Hello, I found that if exists assignment, the point-wise loop will introduce lots of additional allocation (on Julia 1.0),
julia> function f1(a, b, c)
@. t1 = a * b / c
end
f1 (generic function with 1 method)
julia> function f2(a, b, c)
for j = 1: size(a, 2), i = 1: size(a, 1)
t1[i,j] = a[i,j] * b[i,j] / c[i,j]
end
end
f2 (generic function with 1 method)
julia> t1, x1, x2, x3 = [rand(10000, 5000) for _ in 1: 4];
julia> f1(x1, x2, x3); f2(x1, x2, x3);
julia> @time f1(x1, x2, x3);
0.095687 seconds (8 allocations: 256 bytes)
julia> @time f2(x1, x2, x3);
2.002025 seconds (142.34 M allocations: 2.121 GiB, 3.33% gc time)

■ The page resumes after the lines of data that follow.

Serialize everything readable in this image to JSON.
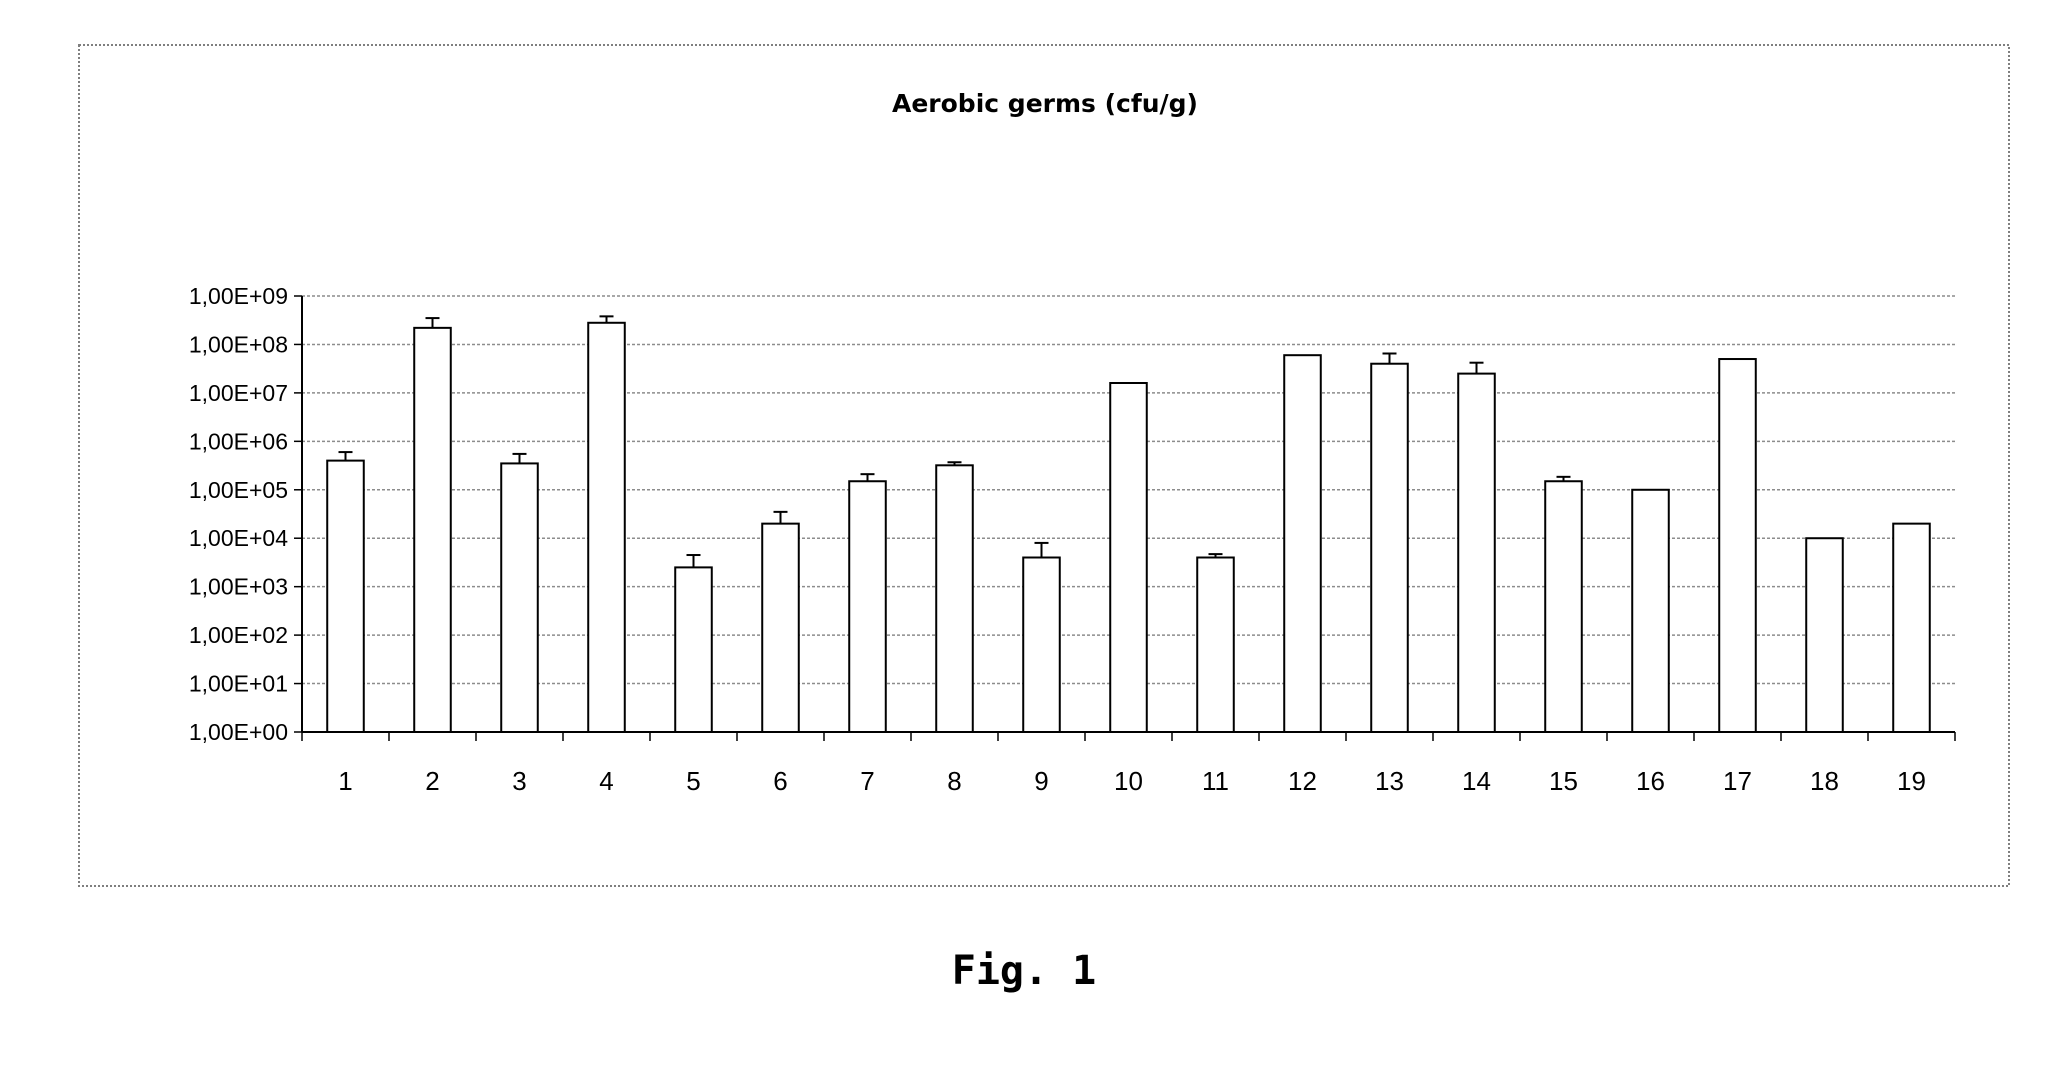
{
  "figure": {
    "caption": "Fig. 1"
  },
  "chart_data": {
    "type": "bar",
    "title": "Aerobic germs (cfu/g)",
    "xlabel": "",
    "ylabel": "",
    "y_scale": "log",
    "ylim": [
      1,
      1000000000
    ],
    "y_ticks": [
      "1,00E+00",
      "1,00E+01",
      "1,00E+02",
      "1,00E+03",
      "1,00E+04",
      "1,00E+05",
      "1,00E+06",
      "1,00E+07",
      "1,00E+08",
      "1,00E+09"
    ],
    "grid": true,
    "legend": "none",
    "categories": [
      "1",
      "2",
      "3",
      "4",
      "5",
      "6",
      "7",
      "8",
      "9",
      "10",
      "11",
      "12",
      "13",
      "14",
      "15",
      "16",
      "17",
      "18",
      "19"
    ],
    "values": [
      400000,
      220000000,
      350000,
      280000000,
      2500,
      20000,
      150000,
      320000,
      4000,
      16000000,
      4000,
      60000000,
      40000000,
      25000000,
      150000,
      100000,
      50000000,
      10000,
      20000
    ],
    "error_upper": [
      600000,
      350000000,
      550000,
      380000000,
      4500,
      35000,
      210000,
      370000,
      8000,
      null,
      4700,
      null,
      65000000,
      42000000,
      185000,
      null,
      null,
      null,
      null
    ]
  }
}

As in comparison, the point-wise loop beats the broadcast fusion if no assignment:
julia> function g1(a, b, c)
@. a * b / c
end
g1 (generic function with 1 method)
julia> function g2(a, b, c)
for j = 1: size(a, 2), i = 1: size(a, 1)
a[i,j] * b[i,j] / c[i,j]
end
end
g2 (generic function with 1 method)
julia> g1(x1, x2, x3); g2(x1, x2, x3);
julia> @time g1(x1, x2, x3);
0.299063 seconds (6 allocations: 381.470 MiB, 9.51% gc time)
julia> @time g2(x1, x2, x3);
0.033901 seconds (4 allocations: 160 bytes)
Is there anything I am doing improperly? I may need the point-wise loop for implementing SharedArray-based parallelism. Thank you!